Inductor winding in the one described shell be contained between described top and bottom; And

One magnetic shielding cover arranged around inductor winding, be dissipated into outside this igniter device to stop magnetic flux.

12. igniter device according to claim 11, is characterized in that, this described device further comprise one around described inductor winding with the restriction electromagnetic interference (EMI) emissions the electric screen cover.

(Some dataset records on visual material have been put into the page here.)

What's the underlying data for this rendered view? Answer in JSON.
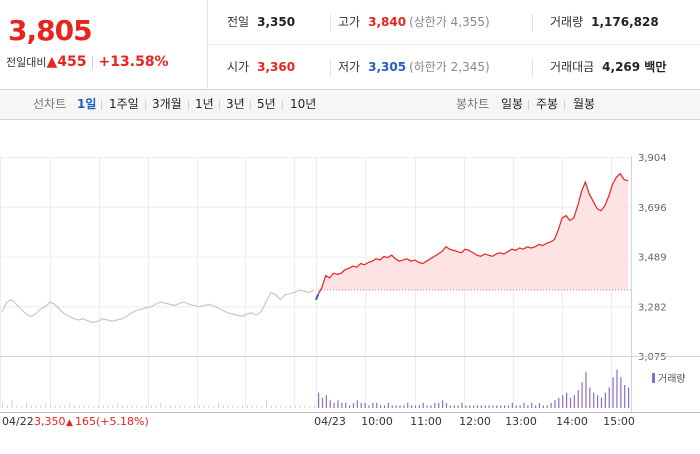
{
  "quote": {
    "price": "3,805",
    "change_label": "전일대비",
    "change_arrow": "▲",
    "change_value": "455",
    "change_pct": "+13.58%"
  },
  "stats": {
    "prev_label": "전일",
    "prev_value": "3,350",
    "high_label": "고가",
    "high_value": "3,840",
    "upper_limit": "(상한가 4,355)",
    "volume_label": "거래량",
    "volume_value": "1,176,828",
    "open_label": "시가",
    "open_value": "3,360",
    "low_label": "저가",
    "low_value": "3,305",
    "lower_limit": "(하한가 2,345)",
    "amount_label": "거래대금",
    "amount_value": "4,269 백만"
  },
  "line_tabs": {
    "title": "선차트",
    "items": [
      "1일",
      "1주일",
      "3개월",
      "1년",
      "3년",
      "5년",
      "10년"
    ],
    "active": 0
  },
  "candle_tabs": {
    "title": "봉차트",
    "items": [
      "일봉",
      "주봉",
      "월봉"
    ]
  },
  "colors": {
    "up": "#e8241c",
    "down": "#1f5fc6",
    "prev_line": "#c8c8c8",
    "volume": "#8b6ec4"
  },
  "chart_data": {
    "type": "line",
    "yticks": [
      "3,904",
      "3,696",
      "3,489",
      "3,282",
      "3,075"
    ],
    "ylim": [
      3075,
      3904
    ],
    "prev_close": 3350,
    "xticks": [
      "04/23",
      "10:00",
      "11:00",
      "12:00",
      "13:00",
      "14:00",
      "15:00"
    ],
    "prev_day_info": {
      "date": "04/22",
      "close": "3,350",
      "arrow": "▲",
      "change": "165",
      "pct": "(+5.18%)"
    },
    "volume_legend": "거래량",
    "prev_day_series": [
      3260,
      3300,
      3310,
      3290,
      3270,
      3250,
      3240,
      3250,
      3270,
      3280,
      3300,
      3290,
      3270,
      3250,
      3240,
      3230,
      3225,
      3230,
      3220,
      3215,
      3220,
      3230,
      3225,
      3220,
      3225,
      3230,
      3240,
      3255,
      3265,
      3270,
      3275,
      3280,
      3290,
      3300,
      3295,
      3290,
      3285,
      3295,
      3300,
      3290,
      3285,
      3280,
      3285,
      3290,
      3285,
      3275,
      3265,
      3255,
      3250,
      3245,
      3240,
      3250,
      3255,
      3245,
      3260,
      3300,
      3340,
      3330,
      3310,
      3330,
      3335,
      3340,
      3350,
      3345,
      3340,
      3350
    ],
    "today_series": [
      3330,
      3360,
      3410,
      3400,
      3420,
      3415,
      3420,
      3435,
      3440,
      3450,
      3445,
      3460,
      3455,
      3465,
      3470,
      3480,
      3475,
      3490,
      3485,
      3495,
      3480,
      3470,
      3475,
      3480,
      3470,
      3475,
      3465,
      3460,
      3470,
      3480,
      3490,
      3500,
      3510,
      3530,
      3520,
      3515,
      3510,
      3505,
      3520,
      3515,
      3505,
      3495,
      3490,
      3500,
      3495,
      3490,
      3500,
      3505,
      3500,
      3510,
      3520,
      3515,
      3525,
      3520,
      3530,
      3525,
      3530,
      3540,
      3535,
      3545,
      3550,
      3560,
      3600,
      3650,
      3660,
      3640,
      3650,
      3700,
      3760,
      3800,
      3750,
      3720,
      3690,
      3680,
      3700,
      3740,
      3790,
      3820,
      3835,
      3810,
      3805
    ],
    "prev_day_volume": [
      2,
      1,
      3,
      1,
      1,
      2,
      1,
      1,
      1,
      2,
      1,
      1,
      1,
      1,
      2,
      1,
      1,
      1,
      1,
      1,
      1,
      1,
      1,
      1,
      2,
      1,
      1,
      1,
      1,
      1,
      1,
      1,
      1,
      2,
      1,
      1,
      1,
      1,
      1,
      1,
      1,
      1,
      1,
      1,
      1,
      2,
      1,
      1,
      1,
      1,
      1,
      1,
      1,
      1,
      1,
      3,
      1,
      1,
      1,
      1,
      1,
      1,
      1,
      1,
      1,
      1
    ],
    "today_volume": [
      6,
      4,
      5,
      3,
      2,
      3,
      2,
      2,
      1,
      2,
      3,
      2,
      2,
      1,
      2,
      2,
      1,
      1,
      2,
      1,
      1,
      1,
      1,
      2,
      1,
      1,
      1,
      2,
      1,
      1,
      2,
      2,
      3,
      2,
      1,
      1,
      1,
      2,
      1,
      1,
      1,
      1,
      1,
      1,
      1,
      1,
      1,
      1,
      1,
      1,
      2,
      1,
      1,
      2,
      1,
      2,
      1,
      2,
      1,
      1,
      2,
      3,
      4,
      5,
      6,
      4,
      5,
      7,
      10,
      14,
      8,
      6,
      5,
      4,
      6,
      8,
      12,
      15,
      12,
      9,
      8
    ],
    "volume_max": 16
  }
}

13. igniter device according to claim 11, is characterized in that, this magnetic shielding cover has relatively high permeability and low conductivity, and substantially surrounds inductor winding, to stop magnetic flux, is dissipated into outside ignitor assembly.

14. igniter device according to claim 11, is characterized in that, this magnetic shielding cover is ferrite material.

15. igniter device according to claim 11, is characterized in that, this magnetic shielding cover has low-loss in the frequency range of 500kHz-5MHz, and has a resistance coefficient, at least to limit eddy current loss.

16. igniter device according to claim 11, is characterized in that, this inductor winding is around a center core, but this center core is the magnetic infiltration, and at least equally long with this inductor winding, and this magnetic shielding cover is at least equally long with this center core.

17. igniter device according to claim 16, is characterized in that, this magnetic shielding cover extends beyond this center core one distance, and this distance at least equals the radius of this inductor winding.

18. igniter device according to claim 16, is characterized in that, in magnetic shielding material and/or core material, introduces one or more gaps are arranged.

19. igniter device according to claim 16, is characterized in that, this center core is than long at least one radius of this winding.

20. igniter device according to claim 16, is characterized in that, when this center core is magnetic, magnetic shielding cover surpasses the distance of this winding or a radius of center core.

21. igniter device according to claim 14, is characterized in that, this ferrite material comprises at least one in MN-ZN, NI-ZN and iron powder.